Proporre una riflessione attorno al tema della Città – dal Discorso del vescovo Marco Busca fatto in occasione della solennità patronale – vuole essere non un semplice commento, ma vedere la connessione dei problemi di carattere sociale, giustizia e solidarietà.
La situazione politica richiede una permanente capacità di azione concreta attorno a temi che un tempo erano percepiti come testimonianza critica – prepolitica – che oggi si propongono come sostanza del governo di una città, perché hanno a che fare con l’assetto di una casa comune, come indica l’enciclica Laudato si' di Papa Francesco.
La politica deve ascoltare le sfide del nostro tempo e tradurle in pratica, dare un senso della possibilità, perché chi guarda alle realtà possibili non si sgomenta, si impegna a costruire la città. Occuparsi di trasporti, scuola, edilizia, lavoro, produzione industriale e commerciale in termini frammentari non porta da nessuna parte, oggi è opportuno cercare di riunire tutti questi ambiti e di progettare lo sviluppo di una grande città. Gli uomini differiscono per temperamento e il compito di soddisfare le necessità umane richiede diversi tipi di città in differenti ambiti culturali.
La molteplicità dei saperi, la capacità di collaborare sono le condizioni per operare in termini costruttivi.
Il dovere di progettare e fare in una società interconnessa, globalizzata con delle reti di relazioni di comunicazione con il mondo dell’economia, del sistema formativo, dello stato assistenziale crea un sistema dove la libertà costituisce il valore di riferimento con il rischio di cadere nell’individualismo.
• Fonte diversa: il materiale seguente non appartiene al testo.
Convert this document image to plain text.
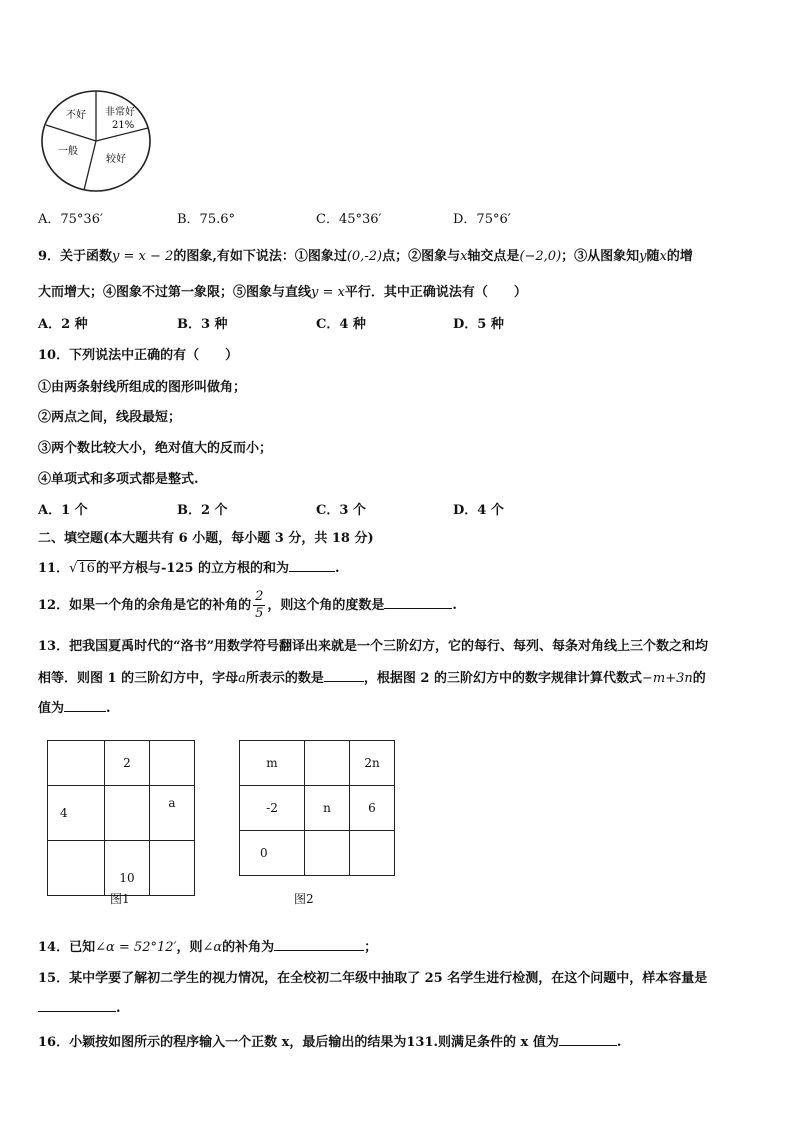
不好 非常好
21%
一般
较好
A．75°36′	B．75.6°	C．45°36′	D．75°6′
9．关于函数y = x − 2的图象,有如下说法：①图象过(0,-2)点；②图象与x轴交点是(−2,0)；③从图象知y随x的增
大而增大；④图象不过第一象限；⑤图象与直线y = x平行．其中正确说法有（　　）
A．2 种	B．3 种	C．4 种	D．5 种
10．下列说法中正确的有（　　）
①由两条射线所组成的图形叫做角；
②两点之间，线段最短；
③两个数比较大小，绝对值大的反而小；
④单项式和多项式都是整式.
A．1 个	B．2 个	C．3 个	D．4 个
二、填空题(本大题共有 6 小题，每小题 3 分，共 18 分)
11．√16的平方根与-125 的立方根的和为	.
12．如果一个角的余角是它的补角的 $\frac{2}{5}$ ，则这个角的度数是	.
13．把我国夏禹时代的“洛书”用数学符号翻译出来就是一个三阶幻方，它的每行、每列、每条对角线上三个数之和均
相等．则图 1 的三阶幻方中，字母a所表示的数是	，根据图 2 的三阶幻方中的数字规律计算代数式−m+3n的
值为	.
	2	
4		a
	10	
图1
m		2n
-2	n	6
0		
图2
14．已知∠α = 52°12′，则∠α的补角为	；
15．某中学要了解初二学生的视力情况，在全校初二年级中抽取了 25 名学生进行检测，在这个问题中，样本容量是
.
16．小颖按如图所示的程序输入一个正数 x，最后输出的结果为131.则满足条件的 x 值为	.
Due parole si ripetono nel Discorso del Vescovo. Sostenibilità e sobrietà. Esprimono il concetto di una forma di vita “leggera”, contenuta, aliena da eccessi. Nella Laudato si' è chiaro che “bisogna avere il coraggio di parlare dell’integrità della vita umana, della necessità di promuovere e di coniugare tutti i grandi valori. La scomparsa dell’umiltà, in un essere umano (…) può solo finire col nuocere alla società e all’ambiente. (…) se escludiamo dalla nostra vita Dio e il nostro io ne occupa il posto, se crediamo che sia la nostra soggettività a determinare ciò che è bene e ciò che è male”, corriamo il rischio che nulla è più garantito, scontato.
Non dobbiamo essere ciechi di fronte al carico di dolore e spaesamento che in questi ultimi due mesi viviamo. L’esperienza di una libertà diversa da quella scritta dalle Dichiarazioni dei diritti dell’uomo e del cittadino – il riferimento è alla guerra in Ucraina – ci pone seri interrogativi.
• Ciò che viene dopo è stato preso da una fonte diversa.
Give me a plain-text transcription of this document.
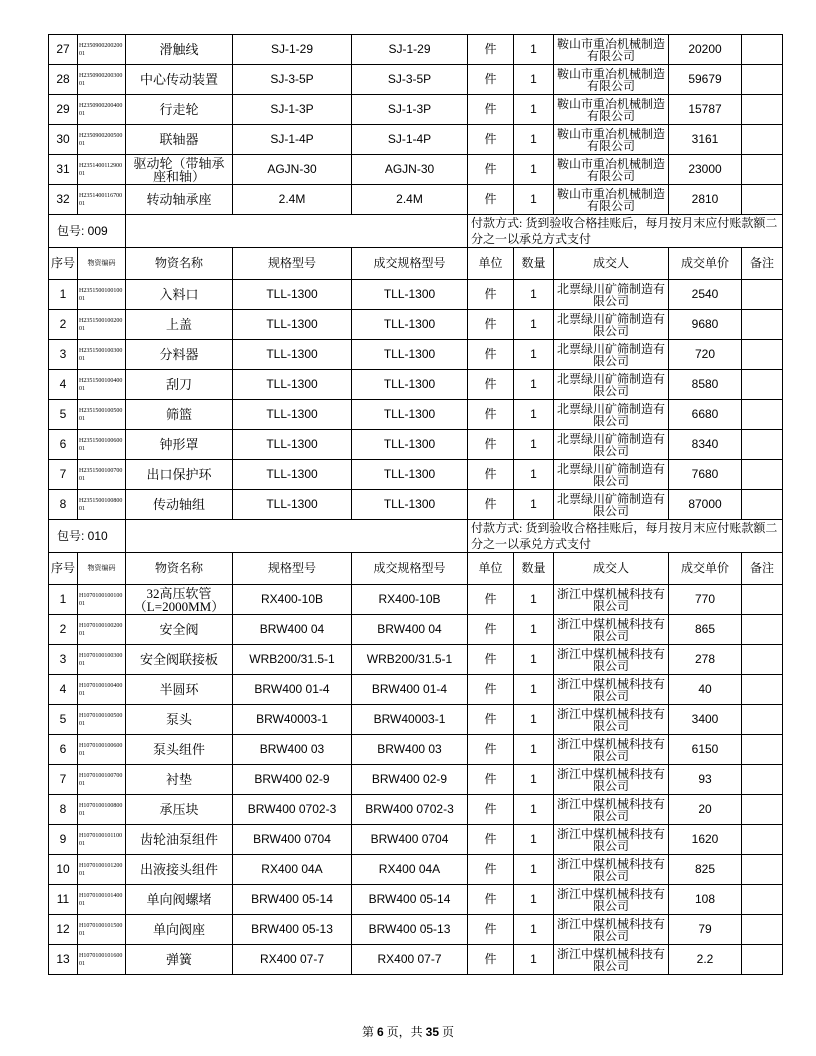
27	H235090020020001	滑触线	SJ-1-29	SJ-1-29	件	1	鞍山市重冶机械制造有限公司	20200	
28	H235090020030001	中心传动装置	SJ-3-5P	SJ-3-5P	件	1	鞍山市重冶机械制造有限公司	59679	
29	H235090020040001	行走轮	SJ-1-3P	SJ-1-3P	件	1	鞍山市重冶机械制造有限公司	15787	
30	H235090020050001	联轴器	SJ-1-4P	SJ-1-4P	件	1	鞍山市重冶机械制造有限公司	3161	
31	H235140011290001	驱动轮（带轴承座和轴）	AGJN-30	AGJN-30	件	1	鞍山市重冶机械制造有限公司	23000	
32	H235140011670001	转动轴承座	2.4M	2.4M	件	1	鞍山市重冶机械制造有限公司	2810	
包号: 009					付款方式: 货到验收合格挂账后，每月按月末应付账款额二分之一以承兑方式支付				
序号	物资编码	物资名称	规格型号	成交规格型号	单位	数量	成交人	成交单价	备注
1	H235150010010001	入料口	TLL-1300	TLL-1300	件	1	北票绿川矿筛制造有限公司	2540	
2	H235150010020001	上盖	TLL-1300	TLL-1300	件	1	北票绿川矿筛制造有限公司	9680	
3	H235150010030001	分料器	TLL-1300	TLL-1300	件	1	北票绿川矿筛制造有限公司	720	
4	H235150010040001	刮刀	TLL-1300	TLL-1300	件	1	北票绿川矿筛制造有限公司	8580	
5	H235150010050001	筛篮	TLL-1300	TLL-1300	件	1	北票绿川矿筛制造有限公司	6680	
6	H235150010060001	钟形罩	TLL-1300	TLL-1300	件	1	北票绿川矿筛制造有限公司	8340	
7	H235150010070001	出口保护环	TLL-1300	TLL-1300	件	1	北票绿川矿筛制造有限公司	7680	
8	H235150010080001	传动轴组	TLL-1300	TLL-1300	件	1	北票绿川矿筛制造有限公司	87000	
包号: 010					付款方式: 货到验收合格挂账后，每月按月末应付账款额二分之一以承兑方式支付				
序号	物资编码	物资名称	规格型号	成交规格型号	单位	数量	成交人	成交单价	备注
1	H107010010010001	32高压软管（L=2000MM）	RX400-10B	RX400-10B	件	1	浙江中煤机械科技有限公司	770	
2	H107010010020001	安全阀	BRW400 04	BRW400 04	件	1	浙江中煤机械科技有限公司	865	
3	H107010010030001	安全阀联接板	WRB200/31.5-1	WRB200/31.5-1	件	1	浙江中煤机械科技有限公司	278	
4	H107010010040001	半圆环	BRW400 01-4	BRW400 01-4	件	1	浙江中煤机械科技有限公司	40	
5	H107010010050001	泵头	BRW40003-1	BRW40003-1	件	1	浙江中煤机械科技有限公司	3400	
6	H107010010060001	泵头组件	BRW400 03	BRW400 03	件	1	浙江中煤机械科技有限公司	6150	
7	H107010010070001	衬垫	BRW400 02-9	BRW400 02-9	件	1	浙江中煤机械科技有限公司	93	
8	H107010010080001	承压块	BRW400 0702-3	BRW400 0702-3	件	1	浙江中煤机械科技有限公司	20	
9	H107010010110001	齿轮油泵组件	BRW400 0704	BRW400 0704	件	1	浙江中煤机械科技有限公司	1620	
10	H107010010120001	出液接头组件	RX400 04A	RX400 04A	件	1	浙江中煤机械科技有限公司	825	
11	H107010010140001	单向阀螺堵	BRW400 05-14	BRW400 05-14	件	1	浙江中煤机械科技有限公司	108	
12	H107010010150001	单向阀座	BRW400 05-13	BRW400 05-13	件	1	浙江中煤机械科技有限公司	79	
13	H107010010160001	弹簧	RX400 07-7	RX400 07-7	件	1	浙江中煤机械科技有限公司	2.2	
第 6 页，共 35 页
Le sfide che abbiamo davanti a noi ci impongono di pensare la politica al di fuori del quadro categoriale tradizionale. Si tratta di porre le basi di una “nuova politica” capace di immaginare elementi di “comunanza” che possano essere condivisi in una società che vive una seconda modernità.
Il problema di oggi è progettare il nostro futuro. Andare oltre i meccanismi che hanno sostenuto la società della prosperità a tutti i costi senza porsi limiti.
Gli spazi di “sicurezza” di un tempo oggi vengono meno. La politica irrispettosa di ogni convenzione porta al funambolismo individuale. Educare alla partecipazione sociale e politica è un interrogativo che sia il mondo cattolico che quello laico devono porsi. Amministrare la città è servire l’uomo, è praticare l’esercizio di una politica attenta alla giustizia ed alla carità come valori in “difesa dei diritti di ciascuno”.